It is all too common to have problems with one's neighbor. Usually these problems can be handled personally, other times not. Sometimes the problem becomes potentially violent and a civil harassment order is appropriate. However, a small claims suit can sometimes be the best way for a person or neighborhood group to force an irresponsible property owner to act after all other remedies have been exhausted. Before you start any small claims action, you may want to visit the Department of Consumer Affairs website regarding the basics of Small Claims Court filings.
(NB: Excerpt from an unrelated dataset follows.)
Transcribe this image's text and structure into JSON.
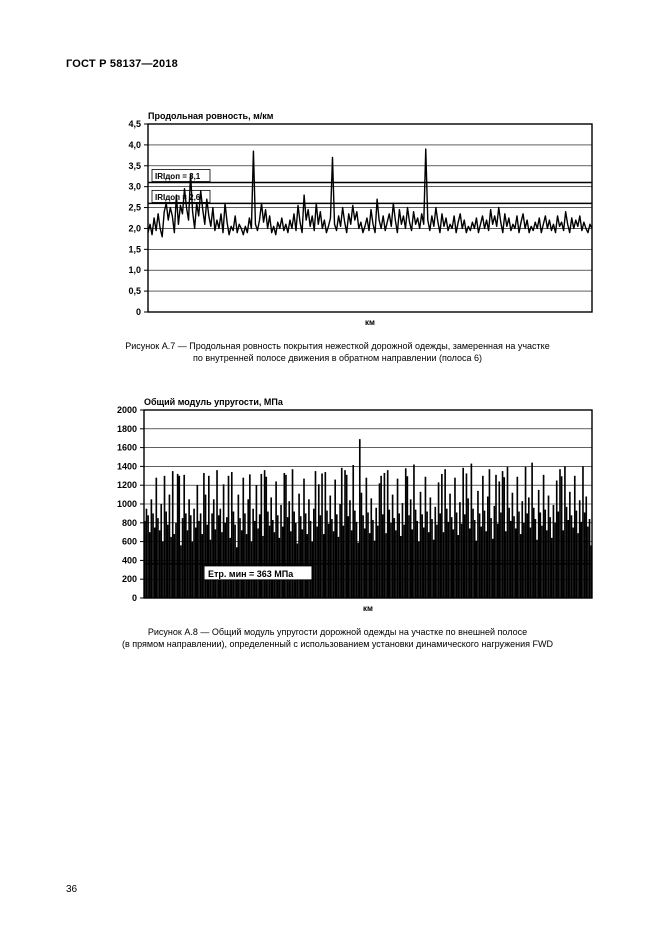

This page is designed to inform you how to solve a neighbor dispute via the court system. It is strongly advised that you attempt all avenues of addressing the problem before continuing. Skipping steps in this process will result in being unprepared for court or being referred back to the beginning. Therefore, you should follow these steps in order to maximize effectiveness. Please watch the following video for an overview.
Maintain an activity log on a word processing program or on a notepad. The log should include any activity that "deprives you of the quiet use and enjoyment of your property, or causes you any emotional or mental distress." Your log should include dates and times, plus a description of the activities that disturbed you, and how you suffered as a result.
Write a letter to the property owner letting him/her know that if no action is taken within 10 business days, you or the neighborhood group will collectively sue him/her in Small Claims Court for maintaining a Public Nuisance. Send the letter certified mail with a return receipt requested. If the property owner does not act, then you may proceed with your small claims lawsuit.
Everyone in your neighborhood group must individually file a claim which may be collectively heard in court. Children under the age of 18 may sue by using their parents as their legal guardian. Contact the Small Claims Court clerk and advise them of your intent to file with the number of people involved. Pick up the forms necessary to file the suit from the clerk. Also, ask about a Small Claims Court Advisor who may be available to assist you free of charge.
Each person must fill out a Plaintiff's Statement Form. You must sue each person listed as the legal owner on the property deed. You can sue for the maximum amount allowed in Small Claims Court. An individual cannot ask for more than $10,000 in a claim. Corporations and other entities (like, government entities) cannot ask for more than $5,000. You can file as many claims as you want for up to $2,500 each, but you can only file 2 claims in a calendar year that ask for more than $2,500.
Return all of the Plaintiff's Statement forms to the Small Claims Court clerk. Ask the clerk to schedule the same court date and time for all claims. Bring a self addressed, stamped envelope for each claim. You should receive the service copies with the court date in approximately one week. To determine the cost to file a claim in Small Claims Court, refer to the fee schedule here.
When the forms are complete, a copy must be served on the person, people, or corporation you are suing. This is called "service of process." It is important to know the paperwork which must be completed for proper service, so speak with an Small Claims Court advisor for details. For a small fee, the Small Claims Court will mail your summons to the property owner by certified mail, but personal service is recommended. Someone not involved in your suit can serve the property owner, or you can hire a process server.